Romain Aviolat: “We may not necessarily have tools, but we’ll have mitigations that we can implement. So for the ten mentioned, there are methods, things we can do to mitigate them. So some tools like Llama Guard will allow us to mitigate two out of ten. But if I take the training data poisoning part, which is number three, well, we can put controls in place on the training data to ensure that we don’t poison the model.
But, you know, it requires putting a process in place, and it’s not as simple as just putting Llama Guard at the input and output of our language model. So there are things that will be more costly. I think all can be mitigated, but then it’s a risk assessment, a cost-benefit analysis that needs to be taken into account for each of these vulnerabilities.”
What do you recommend to your clients using language models?
Romain Aviolat: “We’ll, of course, talk to them about having a safeguard that acts as a firewall around the language model to mitigate prompt injection and output problems. It could be Llama Guard, but it could also be a solution that cloud providers offer in addition to their language model services. So Llama Guard isn’t the only solution in this market.
What we’ll do is, like with a traditional application, we’ll conduct a threat modeling exercise to identify risks. We’ll perform an architecture review and try to understand in the context of the company or application where effort needs to be placed or where additional security controls need to be added. And maybe we’ll realize that the effort we’ve put into securing the input and output is sufficient and that the likelihood of other vulnerabilities materializing is too low for there to be a need to do anything. It’s about risk analysis and decision-making.
There is also the question of cost. Implementing safeguards can have a financial impact, but also an operational one. It might slow down the application. Llama Guard, for example, will typically slow down your language model because we’re adding one language model to control another. So there will be a financial cost and an operational cost in terms of user experience.”
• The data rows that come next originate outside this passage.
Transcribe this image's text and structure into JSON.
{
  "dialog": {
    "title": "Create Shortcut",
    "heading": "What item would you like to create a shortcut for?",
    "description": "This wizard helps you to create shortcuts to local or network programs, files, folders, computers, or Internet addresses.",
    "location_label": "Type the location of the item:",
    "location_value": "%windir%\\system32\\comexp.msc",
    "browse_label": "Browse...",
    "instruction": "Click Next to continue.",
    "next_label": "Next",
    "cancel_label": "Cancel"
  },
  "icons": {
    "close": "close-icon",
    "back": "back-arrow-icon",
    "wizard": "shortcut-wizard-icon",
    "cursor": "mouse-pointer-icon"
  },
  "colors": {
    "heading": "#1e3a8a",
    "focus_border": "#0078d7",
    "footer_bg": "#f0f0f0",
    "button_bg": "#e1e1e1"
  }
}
Regarding the data breach that France experienced a few weeks ago, where 33 million French citizens had their social security data stolen, what was your reaction?
Romain Aviolat: “Well, am I surprised? Not at all. Is it new? No. Will there be more in the future? Yes, that’s for sure. France was hit hard by this attack, but the United States also suffered a lot the previous year. We also have major financial organizations, insurance companies, and investment funds that faced the same issues. We need to be more responsive, to invest our money better in protection systems, to be quicker in detection, prevention, and response. Cyberattacks are no longer a matter of hours, weeks, or months; they’re a matter of minutes. Our systems and the people who maintain them need to be much more responsive.
Perhaps artificial intelligence will also help with the response. We already see systems or solutions emerging in the market, co-pilots that can take responses on behalf of humans. Internally, we’ve already implemented these kinds of systems to automate responses. This doesn’t always involve AI; it’s often deterministic systems. But we believe that yes, generative AI will also assist the blue team.
Unfortunately, in reality, it’s often the human factor that is at stake. A simple identity theft or maybe an ill-adapted security control. So today, companies should be able to mitigate these stolen password issues. Technologies exist; we know how to protect ourselves against phishing once and for all. But implementing these technologies will take time, and in the meantime, we’ll have to deal with it.
That’s why I’m not overly optimistic for the future until we’ve improved this human aspect or given better security control to humans. Because for now, it remains a bit of a weak point in computer systems, unfortunately.”